Queen Ifrica joins one-night Reggae Sumfest at Plantation Cove
Queen Ifrica's addition gives the July 18 Sumfest one-night bill roots-reggae authority, joining the Kartel-Mavado reunion at Plantation Cove.

Queen Ifrica has been added to A Taste of Reggae Sumfest, a booking that gives the July 18 Plantation Cove staging immediate roots-reggae weight and a clearer sense of the crowd organizers are targeting. With Vybz Kartel and Mavado already set to share one stage, Queen Ifrica brings a different kind of pull: the voice, catalog and live presence of a singer whose name still carries real respect in the dancehall and roots-reggae space.
The 2026 edition is being presented as a one-night cultural experience at Plantation Cove in St. Ann, Jamaica, not a full shift away from Montego Bay. Organizers have stressed that the show is a one-off staging, and Joe Bogdanovich has made clear that Montego Bay remains the home of Reggae Sumfest and a vital part of its history and future. That framing matters, because the Plantation Cove date is being sold as an event upgrade, not a relocation story.

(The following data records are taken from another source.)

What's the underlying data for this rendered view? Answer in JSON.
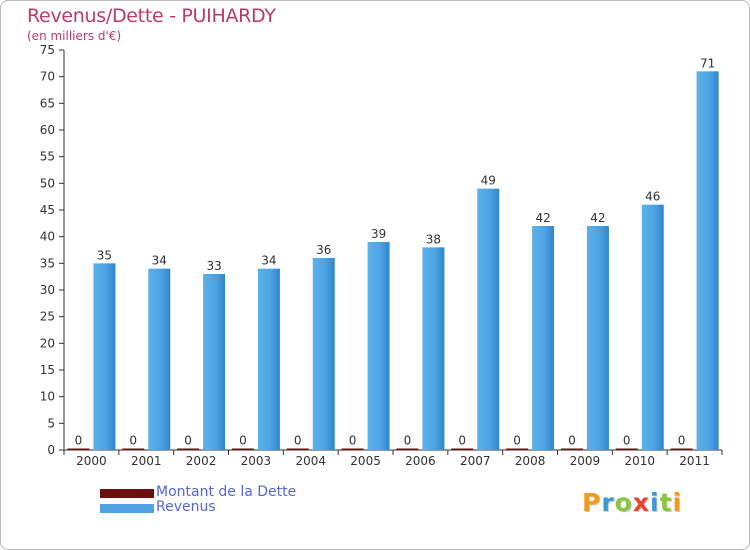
{
  "chart_data": {
    "type": "bar",
    "title": "Revenus/Dette - PUIHARDY",
    "subtitle": "(en milliers d'€)",
    "categories": [
      "2000",
      "2001",
      "2002",
      "2003",
      "2004",
      "2005",
      "2006",
      "2007",
      "2008",
      "2009",
      "2010",
      "2011"
    ],
    "series": [
      {
        "name": "Montant de la Dette",
        "color": "#6b0f0f",
        "values": [
          0,
          0,
          0,
          0,
          0,
          0,
          0,
          0,
          0,
          0,
          0,
          0
        ]
      },
      {
        "name": "Revenus",
        "color": "#4fa3e3",
        "values": [
          35,
          34,
          33,
          34,
          36,
          39,
          38,
          49,
          42,
          42,
          46,
          71
        ]
      }
    ],
    "ylim": [
      0,
      75
    ],
    "yticks": [
      0,
      5,
      10,
      15,
      20,
      25,
      30,
      35,
      40,
      45,
      50,
      55,
      60,
      65,
      70,
      75
    ],
    "grid": false,
    "legend": "bottom-left"
  },
  "logo": {
    "letters": [
      "P",
      "r",
      "o",
      "x",
      "i",
      "t",
      "i"
    ],
    "colors": [
      "#f29a1f",
      "#3a9ad9",
      "#8cc63f",
      "#e8452c",
      "#3a9ad9",
      "#8cc63f",
      "#f29a1f"
    ]
  }
}
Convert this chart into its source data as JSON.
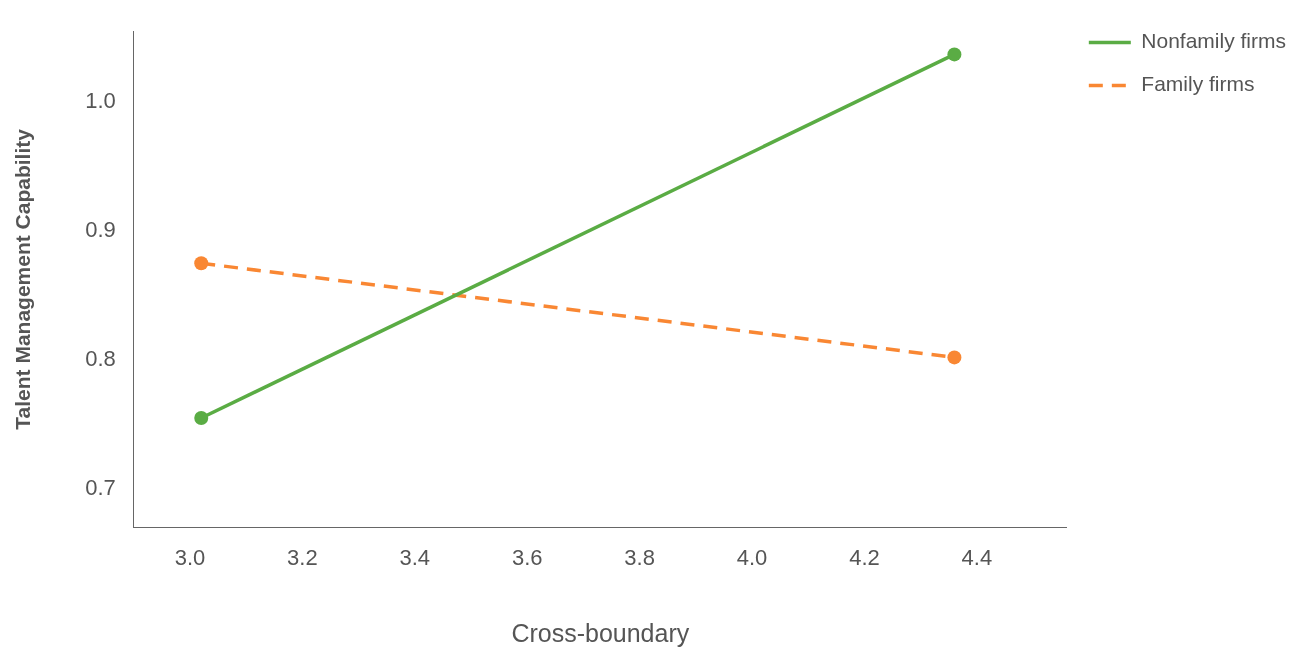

For Queen Ifrica, whose real name is Ventrice Morgan, the booking lands with added significance because her Sumfest history reaches back to Singers Night early in her career, after a set by Buju Banton. Reggaeville has long associated her with socially conscious music and community outreach, and that reputation makes her a natural fit for a bill that wants credibility as well as excitement. Her presence broadens the tone of the show beyond novelty and places a serious Jamaican female voice alongside two of the biggest names in recent reggae and dancehall conversation.
She has also entered 2026 with new momentum. Tuff Gong International released her single “Lanton” this year, and she was also preparing for a May 25 performance at City Splash Festival in London, a sign that her live schedule is active well beyond Jamaica. That kind of current movement matters at a summer festival, where artists are judged not only by name recognition but by how sharply they are sounding right now.
The logistics around Plantation Cove are already part of the story. The Jamaica Constabulary Force and organisers have been working on traffic-management measures because congestion around the venue’s limited entrance has been a recurring problem, with the Priory corridor identified as a bottleneck for motorists coming from Kingston. With Queen Ifrica now on board, A Taste of Sumfest looks even more like a carefully shaped statement about range, roots and draw.